Investors will vote on the rights issue in a special general meeting set for June 13.
Petra has been hit by production delays, strikes, a confiscated consignment of diamonds and a strong rand, and has sought waivers from its lenders three times.
There were also no refunds on value-added tax (VAT) from the Tanzanian government.
Petra said it would use up to $120m from the cash call to pay down debt and the balance would buffer its working capital against the strength in the rand.
Petra’s debt had risen to $622m as of last month, from $500.2m at the end of March 2017.
The company targets a reduction in the leverage of two times, or less net debt to core earnings or ebitda (earnings before interest, tax, depreciation and amortisation) by the end of 2020.

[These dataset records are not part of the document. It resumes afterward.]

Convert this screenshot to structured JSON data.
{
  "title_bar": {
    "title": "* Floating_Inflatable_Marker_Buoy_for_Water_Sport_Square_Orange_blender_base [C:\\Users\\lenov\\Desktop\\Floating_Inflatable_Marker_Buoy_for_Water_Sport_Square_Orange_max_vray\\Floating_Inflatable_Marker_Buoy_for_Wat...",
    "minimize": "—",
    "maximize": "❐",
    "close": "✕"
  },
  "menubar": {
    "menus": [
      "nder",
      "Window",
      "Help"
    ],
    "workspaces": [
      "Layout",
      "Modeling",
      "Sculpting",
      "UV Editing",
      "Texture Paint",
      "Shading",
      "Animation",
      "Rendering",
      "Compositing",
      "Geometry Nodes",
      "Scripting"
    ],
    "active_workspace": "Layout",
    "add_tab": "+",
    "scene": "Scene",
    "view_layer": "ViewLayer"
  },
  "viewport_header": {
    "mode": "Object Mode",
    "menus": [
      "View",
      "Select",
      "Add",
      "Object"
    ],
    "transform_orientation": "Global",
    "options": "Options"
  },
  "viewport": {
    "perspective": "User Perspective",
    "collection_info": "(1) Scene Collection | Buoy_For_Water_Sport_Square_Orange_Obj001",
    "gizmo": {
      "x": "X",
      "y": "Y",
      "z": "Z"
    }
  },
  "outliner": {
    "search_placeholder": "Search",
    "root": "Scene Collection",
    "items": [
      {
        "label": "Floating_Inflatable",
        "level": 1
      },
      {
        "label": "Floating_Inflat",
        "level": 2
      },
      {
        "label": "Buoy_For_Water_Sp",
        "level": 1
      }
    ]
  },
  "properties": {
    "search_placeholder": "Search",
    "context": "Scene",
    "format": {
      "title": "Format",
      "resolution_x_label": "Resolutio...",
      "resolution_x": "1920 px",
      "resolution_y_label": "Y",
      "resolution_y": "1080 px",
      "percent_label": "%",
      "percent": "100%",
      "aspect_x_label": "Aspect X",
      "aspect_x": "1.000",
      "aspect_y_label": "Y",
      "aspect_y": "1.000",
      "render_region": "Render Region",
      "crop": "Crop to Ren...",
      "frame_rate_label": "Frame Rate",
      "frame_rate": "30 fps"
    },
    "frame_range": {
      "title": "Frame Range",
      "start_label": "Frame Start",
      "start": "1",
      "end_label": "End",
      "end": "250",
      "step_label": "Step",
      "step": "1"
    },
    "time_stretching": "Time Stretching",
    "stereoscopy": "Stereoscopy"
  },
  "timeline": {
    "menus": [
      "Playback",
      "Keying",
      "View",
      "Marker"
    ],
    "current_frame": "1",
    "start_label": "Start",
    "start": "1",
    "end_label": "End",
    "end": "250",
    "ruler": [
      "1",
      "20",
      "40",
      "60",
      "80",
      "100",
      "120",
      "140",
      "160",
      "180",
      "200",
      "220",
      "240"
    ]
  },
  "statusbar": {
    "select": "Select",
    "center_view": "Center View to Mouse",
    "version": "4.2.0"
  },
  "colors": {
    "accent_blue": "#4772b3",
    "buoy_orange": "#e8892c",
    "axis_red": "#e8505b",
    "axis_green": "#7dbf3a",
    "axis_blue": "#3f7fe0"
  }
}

The fund raising is underwritten by RBC Capital Markets, BMO Capital Markets and Barclays.
"We expect the share price to trade down towards the ex-rights price, but our view is that once the refunding is completed price appreciation is likely," said Canaccord Genuity analyst Des Kilalea.
"This is because the risk from the balance sheet will be reduced and returns from improved operations will flow through to equity."